In September 2021, we launched the Neufeld Scientific Research Centre website! This project was established in order to popularize the science behind the relational developmental approach as articulated by Dr. Gordon Neufeld and the Neufeld Institute. Here we collect the results of already published scientific research on specific topics that relational developmental psychology deals with. We hope, that thanks to our activities, the availability of knowledge about the relational developmental approach will increase both in the scientific world, as well as with specialists and students.
There are a number of approaches to this question, depending upon what it is that is being asked. Hopefully the answer to your particular question lies somewhere in the following response.
Dr. Neufeld’s theory is an articulation of the attachment-based developmental approach. The model has been formed through synthesis and integration of the scientific research. So yes, the theory is completely research-based. Dr. Neufeld has joined the dots of thousands of research findings to create a comprehensive model that can be put into practice. Theoretical models are evaluated by their power to explain, their power to predict and the absence of conflicting data. By this criteria, Dr. Neufeld’s model is completely evidence-based. As any student of science knows, a theory itself cannot be proven however, only disproven by evidence that conflicts with what would be predicted by the model.
The question that most often gets asked by those representing school systems or public health systems is whether this approach constitutes evidence-based practice. In other words, does it work or does it have an immediate positive effect? This is not actually a relevant question for developmental science, for a number of reasons. The construct of ‘evidence-based practice’ comes from pharmacology and was applied originally to assess whether a certain pill worked. As everyone knows, a pill can work amazingly well, and yet have dreadful side-effects, terrible long-term consequences, and be completely counterproductive to ultimate health and well-being. In the developmental approach, we do not ask if something works in the short-term as growth does not happen instantly. In fact, a developmentalist would never trust a method that showed immediate results. Unfortunately, longitudinal studies are difficult to come by, as this is not generally how universities operate. The longitudinal studies that do exist certainly confirm this model, that is, the pivotal importance of relationship and the need for conducive conditions for unfolding of human potential.
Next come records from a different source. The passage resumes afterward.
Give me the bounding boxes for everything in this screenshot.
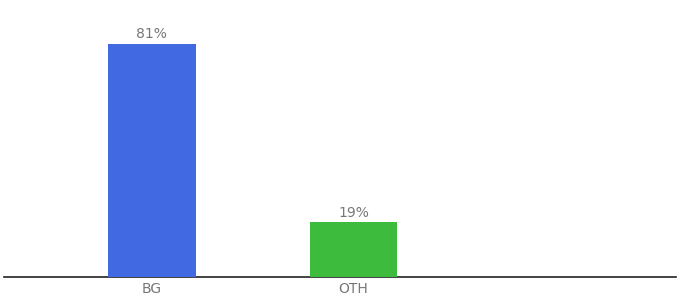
Bar [108, 44, 196, 277]
Bar [310, 222, 397, 277]
Text: 81%: 81% [137, 28, 167, 41]
Text: 19%: 19% [338, 206, 369, 220]
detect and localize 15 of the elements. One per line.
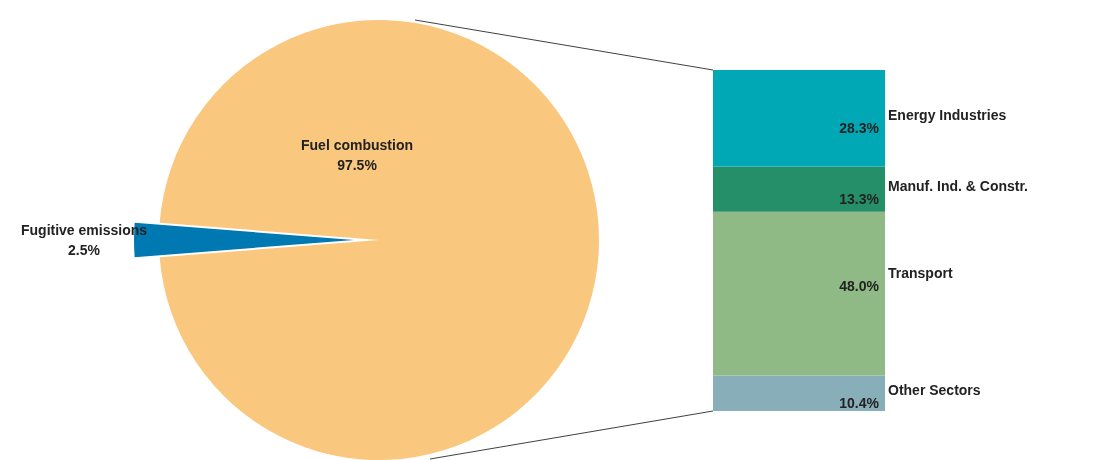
series-label: Energy Industries — [888, 107, 1007, 124]
bar — [713, 166, 885, 212]
bar — [713, 70, 885, 167]
data-label: 2.5% — [68, 242, 101, 258]
slice-label: Fuel combustion — [301, 137, 413, 153]
data-label: 97.5% — [337, 157, 378, 173]
series-label: Transport — [888, 264, 953, 281]
data-label: 10.4% — [839, 395, 880, 412]
data-label: 28.3% — [839, 120, 880, 137]
bar — [713, 211, 885, 376]
bar — [713, 375, 885, 411]
data-label: 13.3% — [839, 191, 880, 208]
data-label: 48.0% — [839, 277, 880, 294]
series-label: Manuf. Ind. & Constr. — [888, 178, 1028, 195]
series-label: Other Sectors — [888, 382, 981, 399]
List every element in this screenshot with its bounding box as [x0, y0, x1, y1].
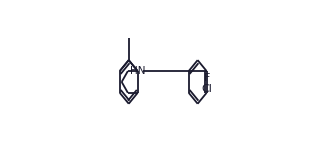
Text: Cl: Cl [201, 84, 212, 94]
Text: HN: HN [130, 66, 146, 76]
Text: F: F [204, 73, 210, 83]
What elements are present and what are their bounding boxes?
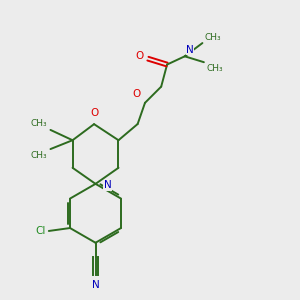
Text: CH₃: CH₃ bbox=[205, 33, 221, 42]
Text: O: O bbox=[90, 108, 98, 118]
Text: O: O bbox=[132, 89, 141, 99]
Text: Cl: Cl bbox=[35, 226, 45, 236]
Text: N: N bbox=[186, 45, 194, 55]
Text: N: N bbox=[104, 180, 112, 190]
Text: N: N bbox=[92, 280, 99, 290]
Text: CH₃: CH₃ bbox=[31, 119, 47, 128]
Text: O: O bbox=[135, 51, 143, 61]
Text: CH₃: CH₃ bbox=[31, 151, 47, 160]
Text: CH₃: CH₃ bbox=[206, 64, 223, 73]
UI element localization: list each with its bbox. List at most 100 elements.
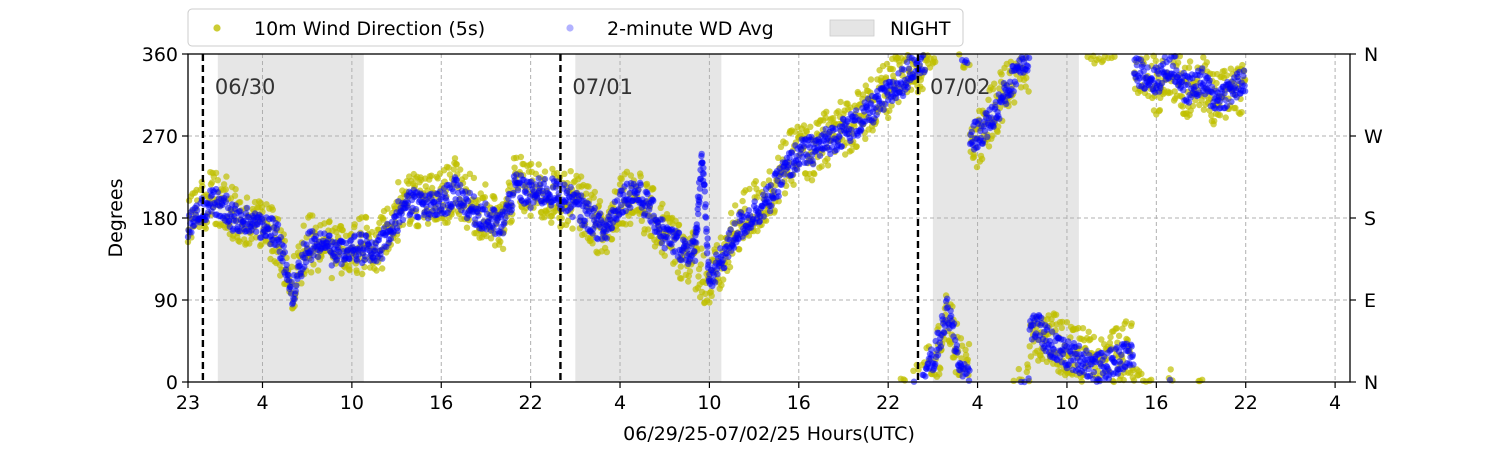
data-point [952, 336, 959, 344]
data-point [732, 202, 739, 209]
data-point [1208, 83, 1216, 91]
x-tick-label: 10 [1055, 392, 1079, 414]
data-point [650, 185, 657, 192]
data-point [691, 248, 698, 255]
data-point [957, 335, 965, 342]
data-point [528, 160, 535, 168]
data-point [394, 227, 401, 235]
data-point [1129, 351, 1137, 359]
data-point [1128, 320, 1135, 327]
data-point [981, 127, 989, 135]
data-point [450, 188, 457, 195]
data-point [232, 202, 239, 209]
data-point [693, 239, 700, 246]
data-point [298, 273, 305, 280]
data-point [1239, 61, 1246, 69]
data-point [1122, 318, 1130, 325]
data-point [608, 235, 616, 243]
data-point [824, 162, 832, 169]
data-point [1048, 328, 1056, 335]
data-point [627, 172, 635, 179]
data-point [1241, 88, 1249, 95]
data-point [1026, 343, 1033, 350]
data-point [253, 228, 260, 235]
x-tick-label: 4 [972, 392, 984, 414]
data-point [691, 257, 699, 264]
data-point [1199, 65, 1206, 72]
data-point [695, 210, 702, 218]
data-point [899, 92, 907, 100]
data-point [627, 204, 634, 211]
data-point [837, 98, 844, 106]
data-point [1027, 353, 1035, 360]
data-point [1128, 343, 1135, 350]
data-point [862, 82, 869, 89]
data-point [697, 261, 704, 268]
data-point [717, 234, 725, 241]
data-point [703, 250, 711, 257]
data-point [677, 263, 684, 270]
data-point [838, 143, 845, 150]
data-point [675, 229, 683, 236]
data-point [731, 220, 738, 227]
data-point [379, 255, 386, 262]
data-point [415, 214, 422, 221]
data-point [491, 195, 498, 202]
data-point [497, 238, 504, 245]
data-point [196, 223, 203, 230]
data-point [614, 197, 621, 204]
data-point [827, 150, 834, 158]
data-point [363, 224, 370, 231]
data-point [357, 239, 365, 247]
data-point [1125, 347, 1133, 355]
right-tick-label: N [1364, 44, 1378, 66]
data-point [1223, 102, 1231, 110]
data-point [339, 227, 346, 234]
data-point [1010, 88, 1017, 95]
data-point [1111, 53, 1118, 60]
data-point [499, 230, 507, 237]
data-point [858, 126, 865, 134]
data-point [706, 299, 713, 306]
data-point [444, 219, 451, 226]
day-boundaries: 06/30 07/01 07/02 [201, 54, 991, 382]
data-point [781, 171, 788, 178]
data-point [768, 202, 775, 210]
data-point [922, 373, 929, 380]
data-point [968, 128, 975, 136]
legend-marker-wd-avg [566, 24, 574, 32]
data-point [661, 252, 668, 259]
data-point [637, 173, 644, 180]
data-point [992, 104, 999, 111]
data-point [191, 221, 198, 229]
data-point [954, 349, 961, 356]
data-point [1203, 59, 1211, 66]
legend: 10m Wind Direction (5s) 2-minute WD Avg … [187, 8, 964, 47]
data-point [1185, 64, 1193, 71]
data-point [363, 214, 370, 221]
data-point [188, 229, 195, 236]
data-point [1096, 377, 1103, 385]
data-point [220, 181, 228, 188]
data-point [569, 225, 576, 232]
data-point [1119, 325, 1126, 332]
data-point [603, 248, 610, 256]
data-point [328, 274, 335, 282]
data-point [788, 149, 796, 156]
data-point [428, 172, 435, 179]
data-point [561, 170, 568, 177]
data-point [779, 179, 786, 186]
data-point [727, 226, 734, 233]
data-point [965, 340, 973, 348]
data-point [867, 76, 875, 83]
data-point [298, 280, 305, 287]
data-point [994, 128, 1001, 135]
data-point [1156, 107, 1164, 114]
data-point [782, 140, 789, 147]
data-point [463, 224, 471, 231]
data-point [790, 181, 797, 188]
data-point [1192, 83, 1200, 90]
data-point [353, 257, 361, 264]
data-point [644, 183, 651, 190]
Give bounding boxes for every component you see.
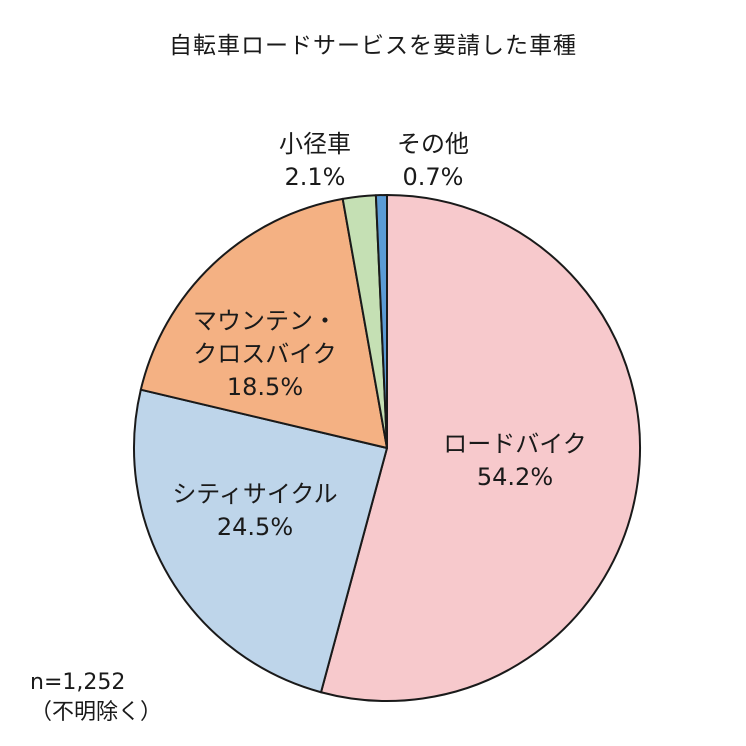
slice-label-city-cycle: シティサイクル 24.5% bbox=[150, 478, 360, 544]
chart-title: 自転車ロードサービスを要請した車種 bbox=[169, 33, 577, 59]
pie-slice-road-bike bbox=[320, 194, 641, 702]
slice-name-mountain-cross-line1: マウンテン・ bbox=[193, 307, 337, 335]
slice-value-small-wheel: 2.1% bbox=[284, 163, 346, 191]
slice-name-city-cycle: シティサイクル bbox=[172, 480, 338, 508]
slice-name-other: その他 bbox=[397, 130, 469, 158]
slice-label-road-bike: ロードバイク 54.2% bbox=[420, 428, 610, 494]
pie-slice-city-cycle bbox=[133, 388, 388, 694]
slice-value-mountain-cross: 18.5% bbox=[226, 373, 304, 401]
slice-name-small-wheel: 小径車 bbox=[279, 130, 351, 158]
slice-value-other: 0.7% bbox=[402, 163, 464, 191]
slice-label-small-wheel: 小径車 2.1% bbox=[260, 128, 370, 194]
pie-slice-other bbox=[374, 193, 388, 449]
pie-slices bbox=[133, 193, 641, 702]
sample-size-note: n=1,252 （不明除く） bbox=[30, 668, 162, 728]
slice-name-mountain-cross-line2: クロスバイク bbox=[193, 340, 337, 368]
pie-slice-mountain-cross bbox=[139, 197, 388, 449]
slice-value-road-bike: 54.2% bbox=[476, 463, 554, 491]
exclusion-note: （不明除く） bbox=[30, 700, 163, 725]
slice-value-city-cycle: 24.5% bbox=[216, 513, 294, 541]
slice-label-other: その他 0.7% bbox=[378, 128, 488, 194]
slice-name-road-bike: ロードバイク bbox=[443, 430, 587, 458]
slice-label-mountain-cross: マウンテン・ クロスバイク 18.5% bbox=[160, 305, 370, 404]
sample-size: n=1,252 bbox=[30, 670, 126, 695]
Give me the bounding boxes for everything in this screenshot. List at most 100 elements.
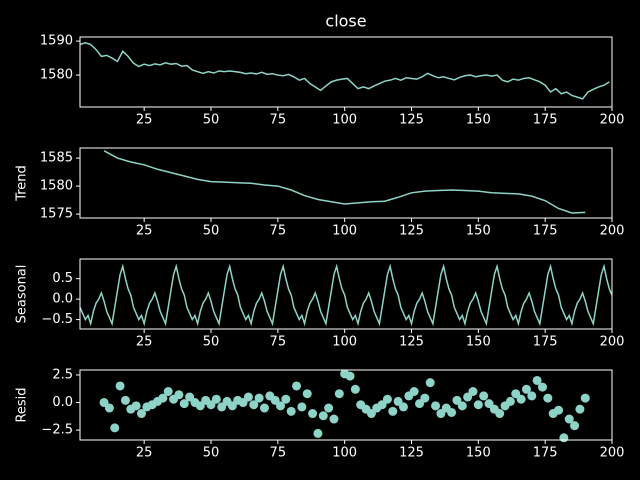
data-point	[302, 389, 312, 399]
x-tick-label: 125	[399, 113, 424, 128]
data-point	[281, 394, 291, 404]
x-tick-label: 25	[136, 224, 153, 239]
x-tick-label: 150	[466, 224, 491, 239]
x-tick-label: 25	[136, 113, 153, 128]
subplot: Resid 25 50 75 100 125 150 175 200 −2.5 0.0 2.5	[15, 367, 625, 460]
subplot: Seasonal 25 50 75 100 125 150 175 200 −0.5 0.0 0.5	[15, 258, 625, 350]
data-point	[447, 407, 457, 417]
data-point	[532, 375, 542, 385]
x-tick-label: 150	[466, 335, 491, 350]
x-tick-label: 50	[203, 335, 220, 350]
axes-frame	[79, 369, 613, 441]
x-tick-label: 125	[399, 224, 424, 239]
data-point	[580, 393, 590, 403]
data-point	[313, 428, 323, 438]
y-tick-label: 0.5	[52, 271, 73, 286]
data-point	[570, 421, 580, 431]
data-point	[174, 390, 184, 400]
data-point	[495, 409, 505, 419]
data-point	[345, 371, 355, 381]
x-tick-label: 150	[466, 113, 491, 128]
x-tick-label: 100	[332, 224, 357, 239]
data-point	[537, 382, 547, 392]
data-point	[554, 405, 564, 415]
data-point	[350, 384, 360, 394]
data-point	[308, 409, 318, 419]
data-line	[79, 263, 613, 327]
data-point	[286, 406, 296, 416]
data-point	[516, 394, 526, 404]
data-point	[158, 393, 168, 403]
x-tick-label: 100	[332, 335, 357, 350]
data-point	[398, 402, 408, 412]
x-tick-label: 175	[533, 113, 558, 128]
data-point	[521, 384, 531, 394]
y-axis-label: Seasonal	[15, 265, 30, 324]
x-tick-label: 75	[270, 446, 287, 461]
x-tick-label: 200	[600, 446, 625, 461]
x-tick-label: 200	[600, 224, 625, 239]
x-tick-label: 125	[399, 446, 424, 461]
data-point	[243, 392, 253, 402]
x-tick-label: 75	[270, 113, 287, 128]
data-point	[259, 403, 269, 413]
y-tick-label: 1580	[40, 179, 73, 194]
data-point	[318, 411, 328, 421]
x-tick-label: 100	[332, 446, 357, 461]
y-tick-label: −2.5	[41, 423, 73, 438]
data-point	[425, 378, 435, 388]
data-line	[79, 41, 610, 100]
y-tick-label: 0.0	[52, 292, 73, 307]
axes-frame	[79, 258, 613, 330]
data-point	[115, 381, 125, 391]
data-point	[249, 400, 259, 410]
data-point	[468, 386, 478, 396]
x-tick-label: 200	[600, 335, 625, 350]
data-point	[120, 395, 130, 405]
x-tick-label: 25	[136, 335, 153, 350]
data-point	[527, 391, 537, 401]
x-tick-label: 50	[203, 113, 220, 128]
data-point	[505, 396, 515, 406]
y-tick-label: 1585	[40, 151, 73, 166]
data-point	[329, 414, 339, 424]
data-point	[136, 409, 146, 419]
x-tick-label: 75	[270, 224, 287, 239]
y-tick-label: −0.5	[41, 312, 73, 327]
x-tick-label: 25	[136, 446, 153, 461]
data-point	[457, 401, 467, 411]
data-point	[382, 394, 392, 404]
axes-frame	[79, 147, 613, 219]
x-tick-label: 125	[399, 335, 424, 350]
y-tick-label: 1590	[40, 34, 73, 49]
subplot: Trend 25 50 75 100 125 150 175 200 1575 1580 1585	[15, 147, 625, 239]
y-tick-label: 2.5	[52, 367, 73, 382]
data-point	[420, 393, 430, 403]
data-point	[388, 406, 398, 416]
x-tick-label: 175	[533, 224, 558, 239]
x-tick-label: 50	[203, 224, 220, 239]
x-tick-label: 200	[600, 113, 625, 128]
data-point	[110, 423, 120, 433]
data-point	[163, 386, 173, 396]
y-axis-label: Resid	[15, 387, 30, 422]
x-tick-label: 175	[533, 335, 558, 350]
data-point	[559, 433, 569, 443]
data-point	[324, 403, 334, 413]
x-tick-label: 175	[533, 446, 558, 461]
data-line	[103, 150, 586, 214]
data-point	[276, 401, 286, 411]
y-axis-label: Trend	[15, 165, 30, 202]
data-point	[431, 401, 441, 411]
data-point	[409, 386, 419, 396]
y-tick-label: 1575	[40, 207, 73, 222]
data-point	[254, 393, 264, 403]
data-point	[297, 402, 307, 412]
data-point	[131, 401, 141, 411]
data-point	[334, 389, 344, 399]
x-tick-label: 50	[203, 446, 220, 461]
data-point	[473, 400, 483, 410]
data-point	[564, 414, 574, 424]
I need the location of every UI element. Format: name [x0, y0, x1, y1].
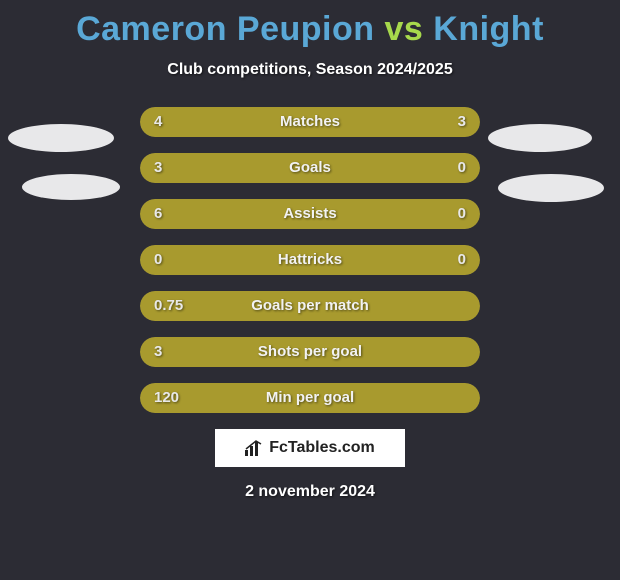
stat-label: Goals per match [140, 291, 480, 321]
stat-label: Matches [140, 107, 480, 137]
stat-row: 120Min per goal [140, 383, 480, 413]
stat-row: 30Goals [140, 153, 480, 183]
stat-row: 60Assists [140, 199, 480, 229]
stat-row: 3Shots per goal [140, 337, 480, 367]
footer-brand-text: FcTables.com [269, 439, 375, 457]
stat-label: Goals [140, 153, 480, 183]
footer-brand-box: FcTables.com [215, 429, 405, 467]
title-vs: vs [384, 10, 423, 48]
stat-label: Assists [140, 199, 480, 229]
decorative-ellipse [498, 174, 604, 202]
stat-row: 43Matches [140, 107, 480, 137]
decorative-ellipse [488, 124, 592, 152]
decorative-ellipse [22, 174, 120, 200]
stat-row: 0.75Goals per match [140, 291, 480, 321]
title-player1: Cameron Peupion [76, 10, 374, 48]
stats-area: 43Matches 30Goals 60Assists 00Hattricks 0.75… [140, 107, 480, 413]
date-text: 2 november 2024 [0, 483, 620, 501]
page-title: Cameron Peupion vs Knight [0, 0, 620, 49]
stat-label: Min per goal [140, 383, 480, 413]
stat-label: Hattricks [140, 245, 480, 275]
title-player2: Knight [433, 10, 544, 48]
subtitle: Club competitions, Season 2024/2025 [0, 61, 620, 79]
stat-row: 00Hattricks [140, 245, 480, 275]
decorative-ellipse [8, 124, 114, 152]
chart-icon [245, 440, 263, 456]
stat-label: Shots per goal [140, 337, 480, 367]
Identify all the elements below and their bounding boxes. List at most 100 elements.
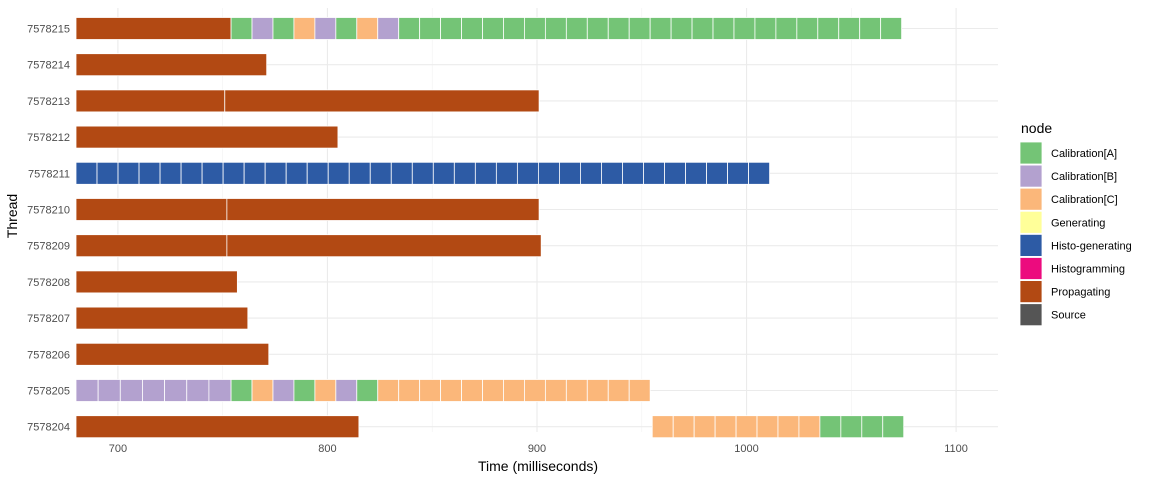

Secondly, this is an insight approach in which practice flows from theory. The theory must be scientifically solid, but the practice can and should vary as circumstances and dynamics dictate. As anyone knows, what works with one child will not work with another, and what works one day will not work on another day.
The third issue is that ‘practice’ – or what one does – is not the main factor in change, making irrelevant the fact that there is some evidence that a particular practice has been demonstrated to work. Studies have confirmed that it is the context of relationship that is more significant that any particular practice, especially for therapists or teachers. By logical extension, we would hold the same to be true of parenting.
So if the question is whether Dr. Neufeld’s theory is evidence-based, the answer is an unequivocal yes. When a picture is put together that is based on thousands of independent findings, it is much more reliable than when something is based on isolated bits of research.
There are a couple of caveats here, however. When Dr. Neufeld originally constructed his model of the attachment-based developmental approach, he was doing this primarily for himself and his immediate work as a therapist. He never expected to have an invitation to share this with the world. Once a piece of the puzzle fit into place, the piece became irrelevant to him. It was the picture that was important. However, Dr. Neufeld now regrets that he didn’t record all the original bits and pieces of research findings that went into the process of constructing the model. The big picture of course, lies in none of these pieces, and even if those pieces were available to reference at this point, there would be nothing to refer to that could tell the story, so to speak.
On this matter, Dr. Neufeld has been hoping for someone among his faculty or facilitators to take up the challenge of embedding this material in the current scientific literature. We have run into a problem, however: as soon as someone truly understands this approach or finds it useful to make sense of themselves or their loved ones, the insights become self-evident. At such a point, individuals, even students of science, are no longer interested in the supportive research as it seems irrelevant once you see. In fact, one wonders why we couldn’t see this before. So it has been challenging to find individuals willing to devote themselves to the laborious work of reframing and explaining and documenting research findings from this perspective. Nevertheless, we take this seriously and are working on this. We hope to have some reference lists on our website soon.
One more thought on this matter. If the question is, does delivering the Neufeld courses result in changes in parenting and teaching and therapy? This is a valid and important question. By our own assessment measures, the material is transformative, but we are not aware of any formally published research findings regarding this as yet. We would welcome this! There has been research regarding the effectiveness of delivering the ‘teachability factor’ course to educators. We would be happy to forward these studies to you upon request.